In an open letter, a range of organizations and corporations from the energy and consumer goods industry, including EDF, Engie, the British Irish Chamber of Commerce and Unilever, have urged the EU and the U.K. to continue their cooperation on the energy market, following Brexit.
Failure to do so, could result in further price hikes in the British energy market, put U.K. renewable energy targets at risk, and jeopardize the Irish Single Electricity Market (SEM).
The band of organizations highlights the importance of barrier-free energy trade for the continuation of the Paris Climate goals. For that, the companies propose that no tariffs should be imposed for energy trading on Britain’s interconnectors. There are currently three interconnectors between Britain and the EU, with several more at various stages of development.
“Interconnection will play an important role in helping to balance energy flows as an increasing proportion of intermittent renewable energy is brought onto electricity grids. Any imposition of tariff or non-tariff barriers to the flows of energy across interconnectors would increase the cost of the low carbon transition and set back action on climate change,” say the organizations in the letter.
They continue, “The aim, therefore, must be to ensure that trading of energy operates freely across borders on a level playing field that keeps costs down for consumers and ensures decarbonization and security of supply. Continued wholesale market integration between the UK and the EU should, therefore, be encouraged. The Irish Single Electricity Market (SEM), one of the many benefits that resulted from the Good Friday Agreement would face a possibly existential risk if cross-border electricity tariffs were applied.”
In a white paper published this summer, the U.K. Government said it is unclear if it will remain part of the Internal Energy Market (IEM) of the EU. According to the paper, the government is disinclined to formulate a common rulebook for the technical requirements for electricity trading, such as market coupling, or consistent carbon pricing. The latter could, however, be implemented by remaining in the EU’s Emissions Trading System – a point, which was endorsed by the letter's signatories.
Furthermore, in the same publication, the U.K. hinted that it favors remaining in the European Networks of Transmission System Operators for Electricity (ENTSO-E).
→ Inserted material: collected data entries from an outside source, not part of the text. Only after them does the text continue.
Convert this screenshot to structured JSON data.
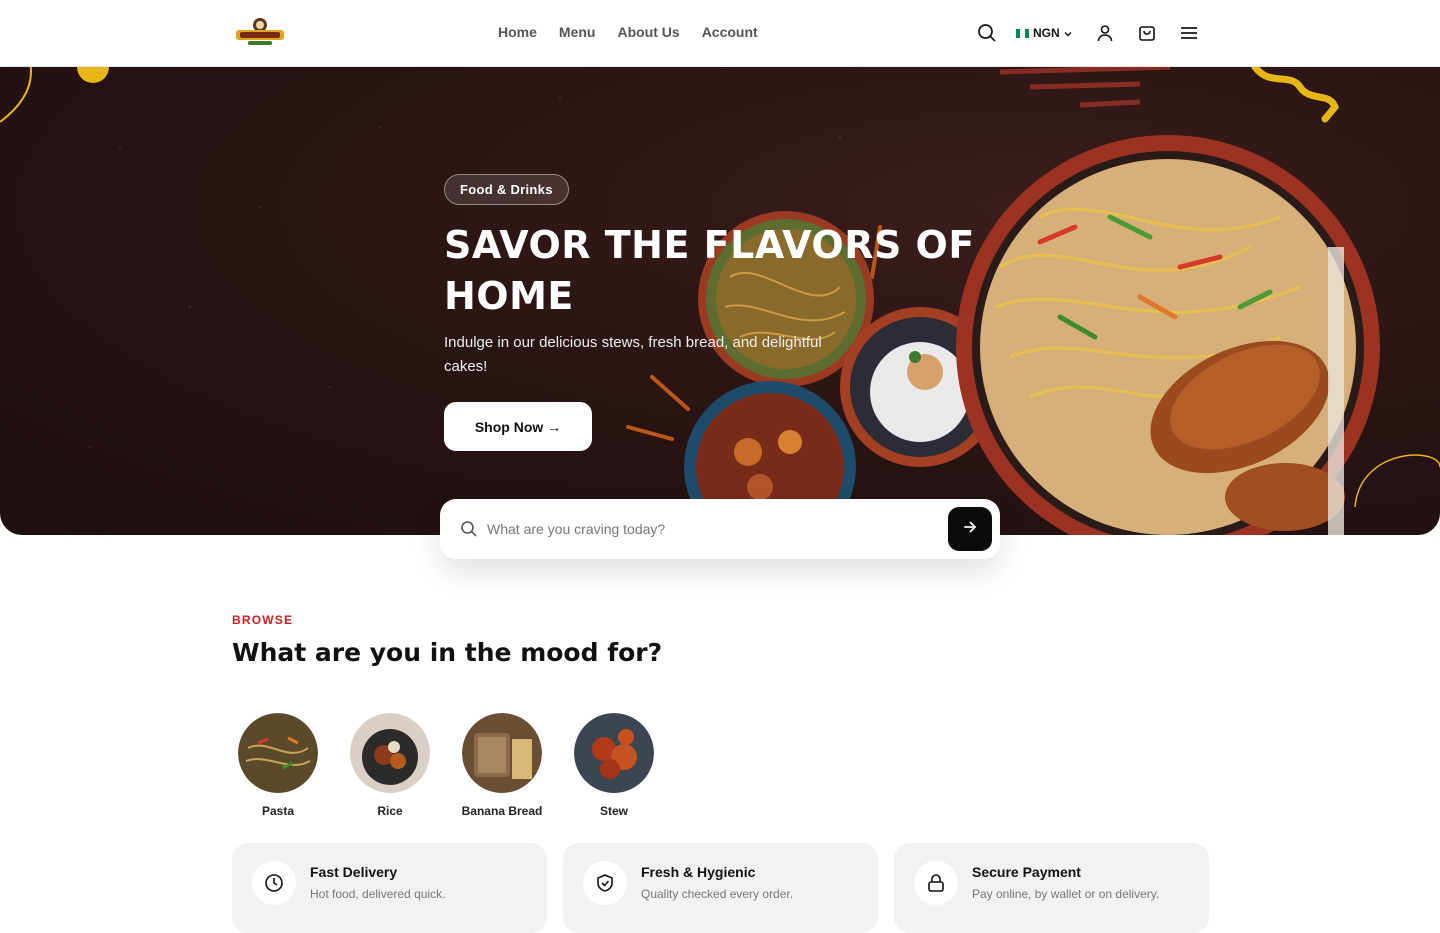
{
  "header": {
    "logo_alt": "Mamakazi",
    "nav": [
      "Home",
      "Menu",
      "About Us",
      "Account"
    ],
    "currency": "NGN",
    "icons": [
      "search-icon",
      "user-icon",
      "cart-icon",
      "menu-icon"
    ]
  },
  "hero": {
    "badge": "Food & Drinks",
    "title": "SAVOR THE FLAVORS OF HOME",
    "subtitle": "Indulge in our delicious stews, fresh bread, and delightful cakes!",
    "cta": "Shop Now →"
  },
  "search": {
    "placeholder": "What are you craving today?"
  },
  "browse": {
    "eyebrow": "BROWSE",
    "title": "What are you in the mood for?",
    "categories": [
      {
        "label": "Pasta"
      },
      {
        "label": "Rice"
      },
      {
        "label": "Banana Bread"
      },
      {
        "label": "Stew"
      }
    ]
  },
  "features": [
    {
      "title": "Fast Delivery",
      "desc": "Hot food, delivered quick.",
      "icon": "clock-icon"
    },
    {
      "title": "Fresh & Hygienic",
      "desc": "Quality checked every order.",
      "icon": "shield-icon"
    },
    {
      "title": "Secure Payment",
      "desc": "Pay online, by wallet or on delivery.",
      "icon": "lock-icon"
    }
  ],
  "colors": {
    "accent": "#c8201f",
    "hero_bg": "#2a1414",
    "decor_yellow": "#e7b514",
    "button_dark": "#0b0b0b",
    "card_bg": "#f2f2f2"
  }
}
The letter continued by saying that the signatories need clarity on whether the U.K. government will uphold climate standards, to prevent international players from undercutting them on the U.K. market. To this end, the U.K. and the EU should maintain their joint efforts in implanting the Paris Climate Agreement, also at the upcoming Conference of Parties (COP 24), set to be held in Poland in December of this year.
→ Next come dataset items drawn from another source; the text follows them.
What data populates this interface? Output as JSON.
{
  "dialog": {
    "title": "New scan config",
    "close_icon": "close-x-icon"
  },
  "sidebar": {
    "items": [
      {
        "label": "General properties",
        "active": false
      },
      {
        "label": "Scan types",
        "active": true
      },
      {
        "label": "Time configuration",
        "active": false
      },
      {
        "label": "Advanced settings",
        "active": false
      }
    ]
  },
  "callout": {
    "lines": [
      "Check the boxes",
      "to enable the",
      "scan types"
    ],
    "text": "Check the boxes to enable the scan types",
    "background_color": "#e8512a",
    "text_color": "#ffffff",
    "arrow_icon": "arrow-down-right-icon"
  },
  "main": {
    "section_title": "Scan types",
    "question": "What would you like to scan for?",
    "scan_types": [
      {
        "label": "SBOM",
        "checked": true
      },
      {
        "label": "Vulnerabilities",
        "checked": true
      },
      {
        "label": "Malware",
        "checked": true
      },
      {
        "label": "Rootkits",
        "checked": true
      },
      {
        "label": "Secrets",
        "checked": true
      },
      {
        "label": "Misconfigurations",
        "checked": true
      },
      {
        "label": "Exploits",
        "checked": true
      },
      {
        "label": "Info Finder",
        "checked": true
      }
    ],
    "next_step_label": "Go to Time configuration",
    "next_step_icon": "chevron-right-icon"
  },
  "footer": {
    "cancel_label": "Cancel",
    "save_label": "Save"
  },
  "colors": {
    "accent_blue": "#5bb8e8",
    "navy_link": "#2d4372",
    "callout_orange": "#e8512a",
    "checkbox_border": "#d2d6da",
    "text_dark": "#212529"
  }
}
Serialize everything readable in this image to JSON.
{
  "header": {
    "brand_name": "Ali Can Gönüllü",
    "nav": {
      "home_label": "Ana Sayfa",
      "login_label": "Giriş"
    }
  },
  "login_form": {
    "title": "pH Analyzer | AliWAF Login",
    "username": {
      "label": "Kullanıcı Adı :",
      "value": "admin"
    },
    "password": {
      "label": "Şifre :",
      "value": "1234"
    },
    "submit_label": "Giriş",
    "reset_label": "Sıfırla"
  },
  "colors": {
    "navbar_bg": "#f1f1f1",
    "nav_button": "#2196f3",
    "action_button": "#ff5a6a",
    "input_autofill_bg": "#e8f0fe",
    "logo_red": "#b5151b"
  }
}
“By including these priority issues in a Climate and Energy Chapter, the UK and the EU can help to ensure energy bills are kept as low as possible whilst enhancing energy and climate security for all Europeans. Our group of organizations would be interested in meeting with you both [May and Juncker] to discuss these issues in more detail,” the organizations conclude in their open letter.
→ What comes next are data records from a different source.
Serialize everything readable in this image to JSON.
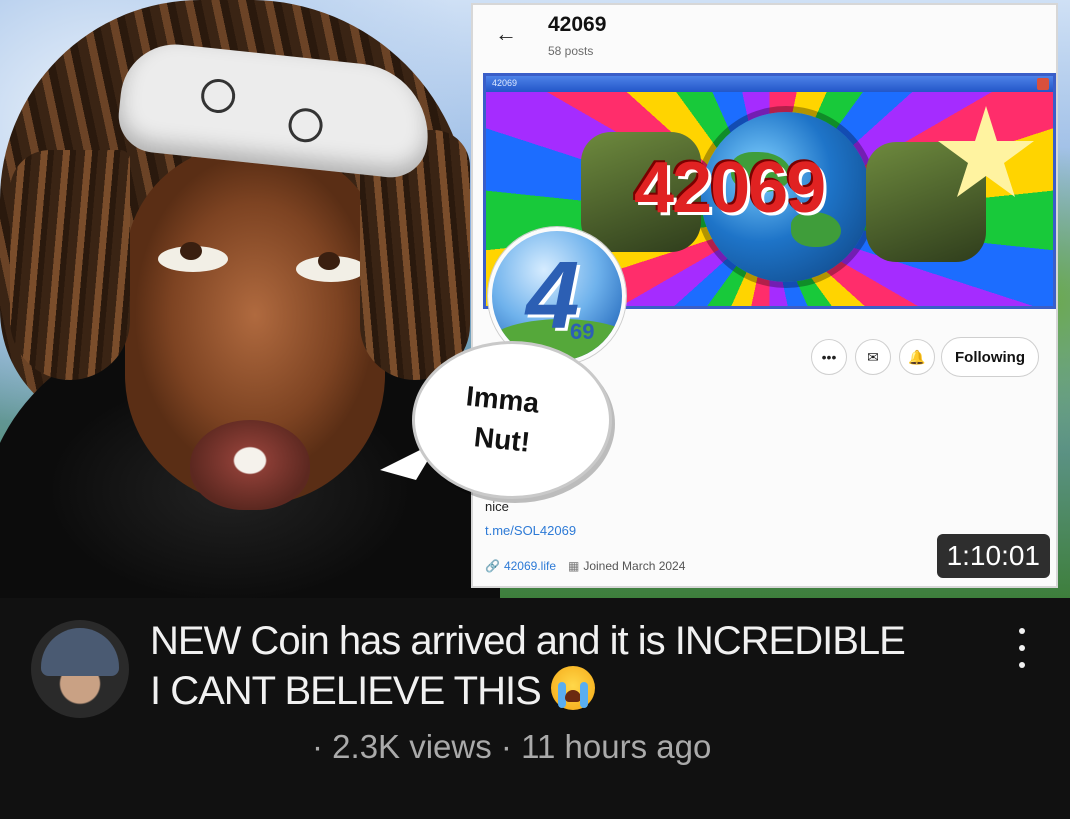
{
  "thumbnail": {
    "speech_bubble": {
      "line1": "Imma",
      "line2": "Nut!"
    },
    "duration": "1:10:01",
    "profile_card": {
      "name": "42069",
      "posts": "58 posts",
      "banner_window_title": "42069",
      "banner_title": "42069",
      "avatar_digit": "4",
      "avatar_sub": "69",
      "actions": {
        "more_label": "•••",
        "follow_label": "Following"
      },
      "bio": "nice",
      "bio_link": "t.me/SOL42069",
      "website": "42069.life",
      "joined": "Joined March 2024"
    }
  },
  "video": {
    "title_line1": "NEW Coin has arrived and it is INCREDIBLE",
    "title_line2": "I CANT BELIEVE THIS",
    "views": "2.3K views",
    "age": "11 hours ago",
    "meta_separator": "·"
  },
  "colors": {
    "background": "#0f0f0f",
    "title_text": "#f1f1f1",
    "meta_text": "#aaaaaa",
    "link_blue": "#2d7ad6",
    "banner_red": "#e02222"
  },
  "icons": [
    "back-arrow-icon",
    "mail-icon",
    "notify-icon",
    "link-icon",
    "calendar-icon",
    "crying-face-emoji",
    "more-vert-icon"
  ]
}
The white paper, on the other hand, states that the U.K. does not believe that continued participation in the IEM should require common environmental and climate change standards.
The letter is the latest in a row of open letters sent to the U.K. government in recent days. Last week, it also received a letter, signed by several hundred companies from the Solar Trade Association, and Renewable Energy Agency, which took umbrage at the U.K.’s proposal to phase out the solar tariff schemes in the U.K.